Abdallah makes her own canvases from scratch, which is not common among artists. She has a carpenter cut the wood, and then she crafts her own canvas in her large workshop space. She likes to explore painting with different materials, usually using acrylic paints and knives to create a textured painting. To finish off her work she adds a layer of epoxy resin, which gives it a nice glow with a marble effect. It also gives the painting a protective layer.

Abdallah prides herself on having created a business based on merging interior design with her art. “I work with professionals in interior design, complimenting their work with my art. This has helped my business grow,” she says. With many people upgrading to larger homes these days, the interior design market in Egypt is experiencing strong growth, and she is well positioned to take advantage of that by creating unique art to fit in every new home. Interior designers send her 3D designs of the work they plan for a home, then Abdallah chooses what’s suitable for the space, whether it’s a portrait or an abstract painting, picking what would complement it best. She then sends a proposal with her ideas, including sketches. Once it’s approved, she starts working on the painting. Her use of colour is inspired by the furniture, the walls, lighting, and everything in between. She also likes to sit down with the owners to get a sense of their personality and preferences, thus creating a beautiful harmony between the painting, the interior, and the homeowner.

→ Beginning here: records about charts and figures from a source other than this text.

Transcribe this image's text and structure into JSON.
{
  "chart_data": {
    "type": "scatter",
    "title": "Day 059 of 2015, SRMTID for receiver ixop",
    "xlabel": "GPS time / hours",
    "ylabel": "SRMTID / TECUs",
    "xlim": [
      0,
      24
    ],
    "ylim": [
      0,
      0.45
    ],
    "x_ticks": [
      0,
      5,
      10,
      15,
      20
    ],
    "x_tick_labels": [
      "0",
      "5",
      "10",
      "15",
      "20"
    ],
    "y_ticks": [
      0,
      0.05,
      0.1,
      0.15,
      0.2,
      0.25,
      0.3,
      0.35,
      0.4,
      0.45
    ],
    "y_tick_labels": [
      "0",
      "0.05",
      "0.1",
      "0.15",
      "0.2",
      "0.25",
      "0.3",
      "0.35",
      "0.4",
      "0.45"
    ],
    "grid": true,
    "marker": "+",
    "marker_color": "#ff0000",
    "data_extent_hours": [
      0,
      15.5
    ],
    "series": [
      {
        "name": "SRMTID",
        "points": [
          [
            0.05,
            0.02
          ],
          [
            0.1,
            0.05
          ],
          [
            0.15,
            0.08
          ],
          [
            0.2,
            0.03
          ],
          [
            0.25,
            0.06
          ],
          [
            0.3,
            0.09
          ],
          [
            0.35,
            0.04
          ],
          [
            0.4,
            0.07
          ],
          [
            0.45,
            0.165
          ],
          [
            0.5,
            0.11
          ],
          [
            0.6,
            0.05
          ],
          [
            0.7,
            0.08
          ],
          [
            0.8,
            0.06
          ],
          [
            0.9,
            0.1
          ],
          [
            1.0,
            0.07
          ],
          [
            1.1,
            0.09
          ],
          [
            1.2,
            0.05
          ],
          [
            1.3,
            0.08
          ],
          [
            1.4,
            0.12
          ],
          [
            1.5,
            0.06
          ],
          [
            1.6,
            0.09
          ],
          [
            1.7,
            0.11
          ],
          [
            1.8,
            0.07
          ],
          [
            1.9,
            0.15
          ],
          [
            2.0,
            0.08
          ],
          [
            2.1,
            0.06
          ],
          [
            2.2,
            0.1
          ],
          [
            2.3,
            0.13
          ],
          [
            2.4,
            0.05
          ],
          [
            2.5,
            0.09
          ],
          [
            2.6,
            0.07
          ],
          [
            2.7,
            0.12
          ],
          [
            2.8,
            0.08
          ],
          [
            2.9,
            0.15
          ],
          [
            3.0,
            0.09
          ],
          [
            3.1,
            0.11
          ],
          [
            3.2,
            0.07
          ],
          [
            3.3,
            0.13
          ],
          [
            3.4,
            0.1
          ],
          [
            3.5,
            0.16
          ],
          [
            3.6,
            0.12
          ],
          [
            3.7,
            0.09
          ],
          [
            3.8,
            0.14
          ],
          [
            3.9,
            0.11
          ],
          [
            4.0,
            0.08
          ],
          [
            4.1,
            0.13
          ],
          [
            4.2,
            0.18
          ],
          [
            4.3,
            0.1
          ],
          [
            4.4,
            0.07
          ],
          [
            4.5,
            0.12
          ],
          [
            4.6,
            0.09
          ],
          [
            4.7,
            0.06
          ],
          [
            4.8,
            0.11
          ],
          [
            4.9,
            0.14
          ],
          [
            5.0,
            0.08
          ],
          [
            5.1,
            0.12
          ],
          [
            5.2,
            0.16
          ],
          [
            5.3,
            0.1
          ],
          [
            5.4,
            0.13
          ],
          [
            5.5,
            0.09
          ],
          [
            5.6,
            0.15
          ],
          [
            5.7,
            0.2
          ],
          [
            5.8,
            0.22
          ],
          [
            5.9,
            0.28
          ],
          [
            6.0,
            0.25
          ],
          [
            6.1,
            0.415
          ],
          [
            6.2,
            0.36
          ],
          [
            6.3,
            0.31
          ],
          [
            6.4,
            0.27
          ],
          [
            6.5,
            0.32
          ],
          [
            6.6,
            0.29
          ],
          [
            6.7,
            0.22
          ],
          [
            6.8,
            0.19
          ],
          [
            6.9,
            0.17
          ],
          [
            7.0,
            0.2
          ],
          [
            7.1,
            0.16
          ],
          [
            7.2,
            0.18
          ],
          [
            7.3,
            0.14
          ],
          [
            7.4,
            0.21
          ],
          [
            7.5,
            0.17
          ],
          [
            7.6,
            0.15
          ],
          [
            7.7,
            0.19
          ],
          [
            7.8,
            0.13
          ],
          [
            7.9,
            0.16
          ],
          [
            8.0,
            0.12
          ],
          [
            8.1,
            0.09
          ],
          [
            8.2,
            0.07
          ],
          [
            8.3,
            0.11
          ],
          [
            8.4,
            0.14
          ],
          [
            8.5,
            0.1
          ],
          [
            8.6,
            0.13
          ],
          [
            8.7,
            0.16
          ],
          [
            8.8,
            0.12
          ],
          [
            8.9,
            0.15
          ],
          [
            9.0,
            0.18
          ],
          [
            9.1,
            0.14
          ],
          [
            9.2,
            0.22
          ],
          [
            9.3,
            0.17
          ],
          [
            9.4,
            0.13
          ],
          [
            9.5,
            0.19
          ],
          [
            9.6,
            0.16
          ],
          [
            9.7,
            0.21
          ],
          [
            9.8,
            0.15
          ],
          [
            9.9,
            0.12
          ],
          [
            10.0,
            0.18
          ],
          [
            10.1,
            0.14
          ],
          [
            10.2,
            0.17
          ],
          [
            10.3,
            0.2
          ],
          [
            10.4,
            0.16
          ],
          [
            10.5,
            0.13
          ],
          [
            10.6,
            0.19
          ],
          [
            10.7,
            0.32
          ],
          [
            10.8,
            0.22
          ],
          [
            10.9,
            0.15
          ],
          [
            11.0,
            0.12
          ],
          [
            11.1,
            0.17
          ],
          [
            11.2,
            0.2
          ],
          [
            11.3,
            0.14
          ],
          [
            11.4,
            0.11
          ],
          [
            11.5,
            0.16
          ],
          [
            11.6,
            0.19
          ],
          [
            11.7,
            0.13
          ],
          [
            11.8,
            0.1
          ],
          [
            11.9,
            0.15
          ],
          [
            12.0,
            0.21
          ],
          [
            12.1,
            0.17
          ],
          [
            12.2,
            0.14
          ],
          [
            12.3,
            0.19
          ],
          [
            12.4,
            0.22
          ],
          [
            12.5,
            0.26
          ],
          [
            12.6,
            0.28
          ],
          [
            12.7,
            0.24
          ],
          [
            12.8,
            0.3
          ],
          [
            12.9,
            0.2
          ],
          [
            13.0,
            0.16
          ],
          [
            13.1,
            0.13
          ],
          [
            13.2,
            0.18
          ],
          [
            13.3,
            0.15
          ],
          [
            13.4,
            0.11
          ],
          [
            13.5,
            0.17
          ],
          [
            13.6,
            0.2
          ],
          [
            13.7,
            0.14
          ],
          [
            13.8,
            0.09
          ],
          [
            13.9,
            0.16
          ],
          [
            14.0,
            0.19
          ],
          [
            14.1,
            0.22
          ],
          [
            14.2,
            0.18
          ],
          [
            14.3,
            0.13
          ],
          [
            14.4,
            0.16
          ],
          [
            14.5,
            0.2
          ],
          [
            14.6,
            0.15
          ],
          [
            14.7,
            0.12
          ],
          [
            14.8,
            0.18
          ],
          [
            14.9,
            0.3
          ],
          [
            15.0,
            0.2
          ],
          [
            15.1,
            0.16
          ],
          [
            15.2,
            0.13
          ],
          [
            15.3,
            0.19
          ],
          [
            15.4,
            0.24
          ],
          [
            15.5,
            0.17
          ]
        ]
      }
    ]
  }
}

Abdallah considers her large studio her home, her happy place. “It’s my favourite place on earth,” she says, adding enthusiastically, “It’s where I lose myself crafting my canvas and painting. The space allows me to experiment and explore new ideas. Every portrait I make is like my baby, especially since I create it from scratch, adding to it along the way until the result is perfect.” Abdallah adds, “I truly encourage anyone going through a tough time or depression to let out their frustration through art.”